Tony walks north on Spadina mentioning many sights ‘walking past China town, Jewish delicatessens, Portuguese and West Indian shops of Kensington Market’ (p. 39).
Having followed Tony’s route, turn right on Baldwin St and walk to Huron St. and turn left onto Huron St. for a brief diversion into Roz’s childhood. She grew up in a boarding house her mother ran on Huron St. 123 Huron St was a boarding home until the 1960s and could perhaps be the house Atwood modeled Roz’s childhood home after.
Possibly Roz’s mother's boarding house and the street Roz knew as a child.
Continue north past the boarding house and turn left onto Cecil St. heading back to Spadina. At Cecil and Spadina is Grossman’s Tavern that Tony mentions passing on her walk home.
Turn right (north) on Spadina and on your left across the street you will see the Scott Street Mission that Tony walks past.
At Harbord St., about 1 km north, turn right and walk east. It will change into Hoskin Ave. At 6 Hoskin Ave. is Trinity College which could be one of many buildings on the University of Toronto Campus that McClung Hall is based on.
After looking at Trinity College turn back on Hoskin and at the west side of the Trinity College Church turn right and head north on the little street there. Winding your way left and right onto Devonshire Place.
Walk north on Devonshire to Bloor St. and turn right.
Cross over Bloor and turn left onto Bedford St. If you walk along Bedford you will see many turreted houses. Any one of which could be the house that inspired Tony’s turreted home.
This is the end of this part of the tour.

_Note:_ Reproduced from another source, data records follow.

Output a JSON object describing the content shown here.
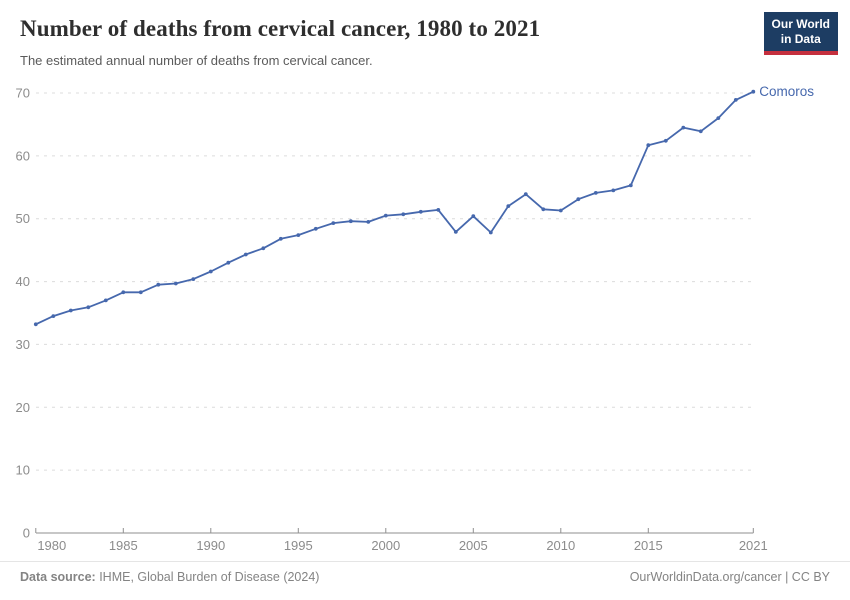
{
  "header": {
    "title": "Number of deaths from cervical cancer, 1980 to 2021",
    "subtitle": "The estimated annual number of deaths from cervical cancer.",
    "logo": {
      "line1": "Our World",
      "line2": "in Data",
      "bg_color": "#1d3d63",
      "accent_color": "#c5303e"
    }
  },
  "chart_data": {
    "type": "line",
    "title": "Number of deaths from cervical cancer, 1980 to 2021",
    "xlabel": "",
    "ylabel": "",
    "ylim": [
      0,
      70
    ],
    "yticks": [
      0,
      10,
      20,
      30,
      40,
      50,
      60,
      70
    ],
    "xticks": [
      1980,
      1985,
      1990,
      1995,
      2000,
      2005,
      2010,
      2015,
      2021
    ],
    "grid": "horizontal-dashed",
    "legend_position": "end-of-line-label",
    "end_label": "Comoros",
    "series": [
      {
        "name": "Comoros",
        "color": "#4668ad",
        "x": [
          1980,
          1981,
          1982,
          1983,
          1984,
          1985,
          1986,
          1987,
          1988,
          1989,
          1990,
          1991,
          1992,
          1993,
          1994,
          1995,
          1996,
          1997,
          1998,
          1999,
          2000,
          2001,
          2002,
          2003,
          2004,
          2005,
          2006,
          2007,
          2008,
          2009,
          2010,
          2011,
          2012,
          2013,
          2014,
          2015,
          2016,
          2017,
          2018,
          2019,
          2020,
          2021
        ],
        "values": [
          33.2,
          34.5,
          35.4,
          35.9,
          37.0,
          38.3,
          38.3,
          39.5,
          39.7,
          40.4,
          41.6,
          43.0,
          44.3,
          45.3,
          46.8,
          47.4,
          48.4,
          49.3,
          49.6,
          49.5,
          50.5,
          50.7,
          51.1,
          51.4,
          47.9,
          50.4,
          47.8,
          52.0,
          53.9,
          51.5,
          51.3,
          53.1,
          54.1,
          54.5,
          55.3,
          61.7,
          62.4,
          64.5,
          63.9,
          66.0,
          68.9,
          70.2
        ]
      }
    ],
    "colors": {
      "gridline": "#dcdcdc",
      "axis_line": "#8f8f8f",
      "tick_label": "#8c8c8c"
    }
  },
  "footer": {
    "source_label": "Data source:",
    "source_text": " IHME, Global Burden of Disease (2024)",
    "link_text": "OurWorldinData.org/cancer | CC BY"
  }
}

Part two: take the ferry from Jack Layton’s Ferry Terminal to Ward’s Island (this is the link to the ferry schedule and costs). Wander around the island looking at the houses that Charis might have lived in. From many of these houses you can see the Toronto skyline as Charis describes it. You can also watch the ferry pull away and imagine Billy and Zenia leaving Charis behind. The island definitely gives the perspective of Charis’ personality in the book. It has the feel of an artistic, close knit, eccentric community. Pay attention to the modes of transportation, it is not at all like main land Toronto.
Make sure you spend some time exploring the beaches as well, though that has nothing to do with the story. There are also other things to do on the islands and here is a link of places to visit or walk around.
Hope you enjoy this tour and I look forward to your comments.